The other day I g-chatted my friend Melissa. (Have we all agreed that this is a verb now? I’m cool with it if you guys are.)

“I HAVE to try that salty licorice!” I said/typed. Actually, I think it was more along the lines of “omguhhhhhhh that salty licorice! hafta try it!!!” but we’ll pretend that someone on the cusp of thirty doesn’t communicate like a fifteen year old.

For some reason the sort of licorice that is popular in Scandinavia—strong and salty, one of those things that falls very far on the “acquired taste” end of the spectrum—had been on my mind. First a friend went to Denmark and tried it. Then it came up in conversation in a bar. And then I saw this. Whenever I start to hear a lot about something weird-tasting that I haven’t tried yet, I get jealous. How come everyone had tried this but me??

A few minutes later I got a message with a name and address: Sockerbit Sweet & Swedish, 89 Christopher Street.

Sockerbit is in the West Village, near the Christopher Street stop on the 1 and next to a skincare shop where a guy from Israel will try to rub you with dead sea salt. It is wall-to-wall gummies and licorice, sold by the pound, plus a few other Scandinavian food items. You will feel this excited when you enter:

My friend and I filled a bag with candies and walked down the street, tasting them one by one, trying to find a piece of licorice that approximated the one she had tried in Copenhagen. They were salty, and mouth-puckering, but in a good way. “No, this one isn’t as strong,” she kept saying, every time we reached in the bag. Finally we both pulled out a little black wheel and bit into it. It tasted of… blue cheese. “Yep, that’s it,” she said, and made an incomprehensible face. I turned it over in my mouth for a minute, willing myself to like it. Then I spit it out. Not there yet.

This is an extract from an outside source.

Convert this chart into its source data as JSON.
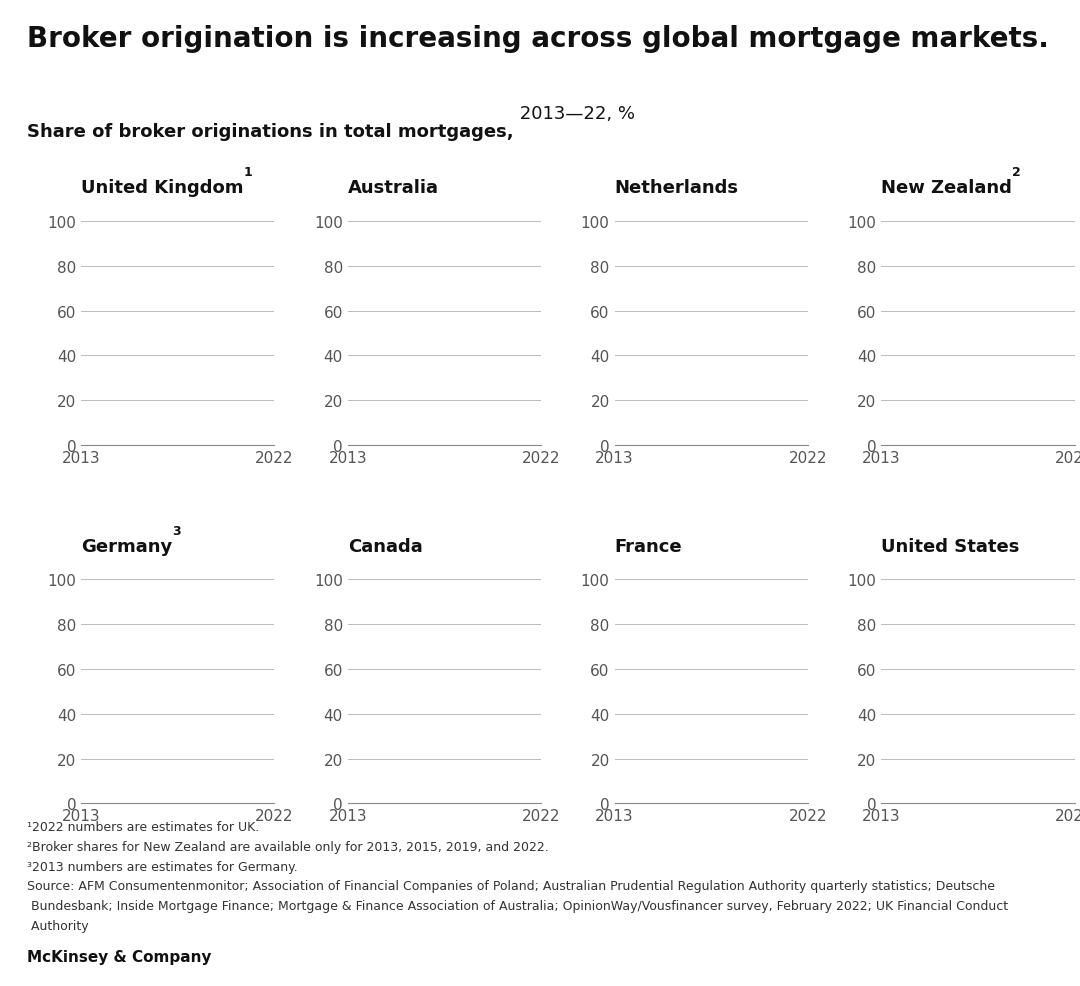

I mean, I see how you might acquire the taste for it. I’m sure it escalates, like alcohol tolerance or libertarianism. And then one day you’re drunk at 10am, eating “candy” that tastes like Gorgonzola and spitting on homeless people.

Sometimes I wonder how far one should really take this acquired taste thing. I’ve used the tactic of repeatedly eating a food until it goes from “HURGH” to “I suppose this is edible” to “Hey I actually like this” with a pretty good success rate. Fennel, blue cheese, cilantro, olives, and yes, licorice: these are all things I had to learn to like but that I legitimately enjoy now. But at what point do you begin to seem delusional when you’re standing around trying to convince your friends that no REALLY, this gross-tasting thing is actually GOOD, you just haven’t REALIZED it yet? (I’m looking at you, Malort. Which, as it happens, was created by a Swedish person! Swedes, why do you want everything you ingest to punch you in the mouth?)

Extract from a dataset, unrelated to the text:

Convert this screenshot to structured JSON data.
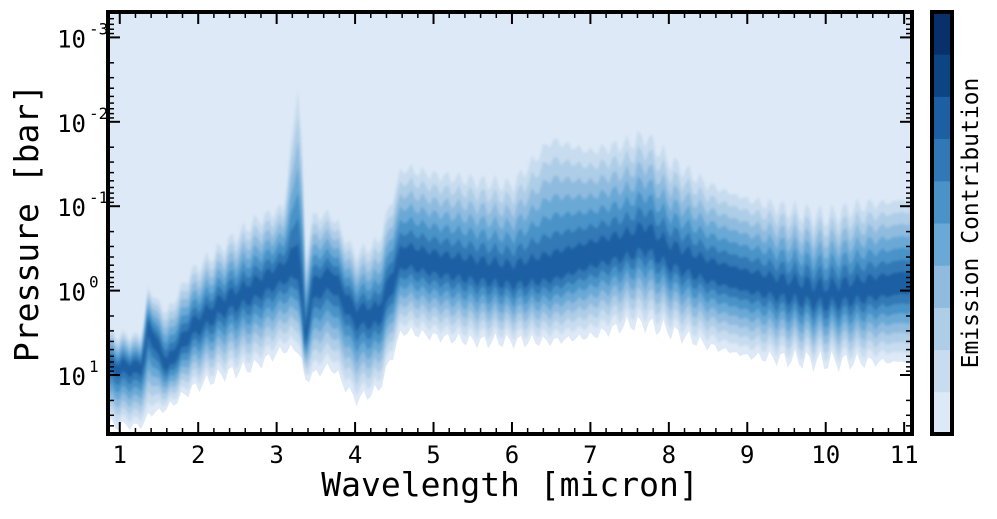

One day, I fear, I will just down anything you put in front of me, with no regard to whether it actually tastes good or not (all those who I have tried to convince that a shot of Jagermeister mixed with Rumpleminze “tastes like Christmas” will undoubtedly argue that this day has come and gone).

Nevertheless, I found myself craving a piece of licorice as I wrote this post. Maybe just a slightly-salty piece, more of a light smack rather than a punch in the face. Time for another trip?

Note: I have since found quite a few other places where you can buy this licorice in New York, among them Economy Candy on the Lower East Side and Dewey’s Candy in DUMBO.